Source

Bibliographic data

Mason, James K.: Experience of nationhood, Modern Australia since 1901. McGraw-Hill Book Co., 4th ed. [4. Aufl.], 2002, 35–36.

"White Australia"


[p. 35]

WHITE AUSTRALIA

INQUIRY QUESTION

Why did Australia restrict non-white immigration?

One feature of Australian nationalism was the belief that the white race that made up the new nation was superior to other races. After creating a united Australia in 1901, Australians now set out to create a white Australia.

This racist element in our early history was hardly questioned at the time. It was an idea shared by the leading politicians and all the political parties, by the newspapers and even by those more radical Australians who would have liked a republican Australia. In 1907 the Bulletin that had championed the cause of an Australian republic, changed its banner slogan from ‘Australia for the Australians’ to ‘Australia for the White Man’. The factor that united all levels of Australian society was a fear of Asia and of non-white races, and the determination to keep Australia white.

REASONS FOR WHITE AUSTRALIA

There were a number of reasons why Australians believed in a White Australia policy after federation. Australia was a new nation of mainly white people of British origin in a region of the world where there were very few other white races. There was a real sense of isolation and a fear of the larger numbers of Asian peoples to the north. This fear of Asia was to become one of the constant themes of Australia's relationship with the outside world until well after World War Il.

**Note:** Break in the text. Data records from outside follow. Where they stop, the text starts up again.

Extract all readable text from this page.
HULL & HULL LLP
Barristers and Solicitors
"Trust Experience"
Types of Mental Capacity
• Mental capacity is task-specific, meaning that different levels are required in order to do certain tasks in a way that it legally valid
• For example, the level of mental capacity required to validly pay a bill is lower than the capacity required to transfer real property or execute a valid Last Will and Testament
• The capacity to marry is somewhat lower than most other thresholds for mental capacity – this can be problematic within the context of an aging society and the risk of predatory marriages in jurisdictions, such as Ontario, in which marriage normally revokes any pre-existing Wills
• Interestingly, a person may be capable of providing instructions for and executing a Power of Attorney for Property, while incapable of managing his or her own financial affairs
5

[A young man sitting on a wooden box which is swimming in the ocean. There a some waves and the sky is not clear. On the box there is a text “Australia for the Australians”, An Asiatic looking Man with long nails tries to climb the box and looks at the young man.]

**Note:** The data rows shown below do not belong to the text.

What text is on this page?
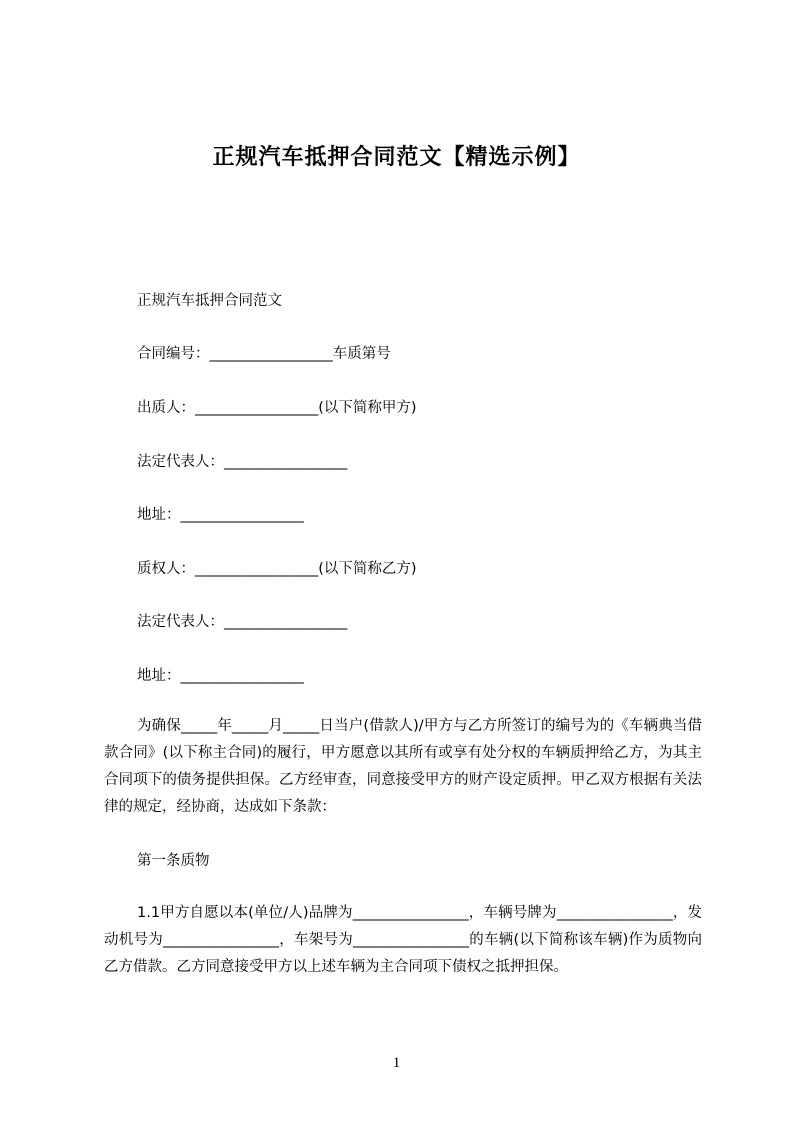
正规汽车抵押合同范文【精选示例】
正规汽车抵押合同范文
合同编号：_________________车质第号
出质人：_________________(以下简称甲方)
法定代表人：_________________
地址：_________________
质权人：_________________(以下简称乙方)
法定代表人：_________________
地址：_________________
为确保_____年_____月_____日当户(借款人)/甲方与乙方所签订的编号为的《车辆典当借款合同》(以下称主合同)的履行，甲方愿意以其所有或享有处分权的车辆质押给乙方，为其主合同项下的债务提供担保。乙方经审查，同意接受甲方的财产设定质押。甲乙双方根据有关法律的规定，经协商，达成如下条款：
第一条质物
1.1甲方自愿以本(单位/人)品牌为________________，车辆号牌为________________，发动机号为________________，车架号为________________的车辆(以下简称该车辆)作为质物向乙方借款。乙方同意接受甲方以上述车辆为主合同项下债权之抵押担保。
1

SOURCE 1.41 ´Towards a White Australia´. The Bulletin makes the point very clearly in this cartoon published in August 1895

[p. 35]

Australians not only had a distrust of other races but also a belief that they were in some way superior to them. There was a belief that the white races, particularly the British and the Europeans who carved out the great world empires, were superior to non-Europeans and that some races were, in fact, inferior. Many felt that it was Britain’s destiny to rule over these so-called inferior races and to lift their level of civilisation. The noted British author and poet Rudyard Kipling called it the ‘white man’s burden’.

There were also economic reasons why Australia adopted a White Australia policy. Australian workers feared that non-white people coming from Asia would work for less money and accept poorer working conditions. As the Labor movement and the trade unions fought to improve the conditions of the working class in the years after federation, they supported all attempts to restrict the entry into Australia of people who could in any way undermine the interests of Australian workers.

INQUIRY QUESTIONS

What were the main features of the White Australia policy?

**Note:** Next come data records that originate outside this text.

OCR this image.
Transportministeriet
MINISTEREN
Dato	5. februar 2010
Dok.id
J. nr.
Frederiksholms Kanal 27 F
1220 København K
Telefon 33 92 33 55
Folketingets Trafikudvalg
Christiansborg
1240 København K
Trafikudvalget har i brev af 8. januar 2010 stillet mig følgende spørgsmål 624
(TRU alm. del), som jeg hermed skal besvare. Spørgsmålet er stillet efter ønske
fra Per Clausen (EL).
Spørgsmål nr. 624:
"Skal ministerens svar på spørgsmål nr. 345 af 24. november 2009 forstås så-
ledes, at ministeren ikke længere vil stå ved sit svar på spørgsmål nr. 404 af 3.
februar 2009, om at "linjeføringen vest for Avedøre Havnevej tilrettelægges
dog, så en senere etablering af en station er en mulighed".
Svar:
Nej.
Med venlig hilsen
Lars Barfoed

How did the White Australia policy reflect Australia's views towards its indigenous people and Asians.

White Australia came into being with two laws, the Immigration Restriction Act and the Pacific Island Labourers Act, which were both passed by the new federal parliament in 1901. The Immigration Restriction Act was put in place to keep non-white people out of Australia. The method used was the dictation test. Under the law, people seeking to enter the country could be required to do a 50-word written dictation test in ‘a European language directed by the officer’. The concept had been borrowed from the British in South Africa. White immigrants seeking to enter Australia were generally not required to take the 50-word dictation test, but non-whites were.

The Pacific Island Labourers Act was brought into being in an aim to rid Australia of the Pacific islanders, or kanakas, who had been brought to Australia to work on the sugar farms of northern Queensland. Under this law, no more islanders were allowed into Australia from 1904 and all islanders not actually born in Australia were to be deported by 1906.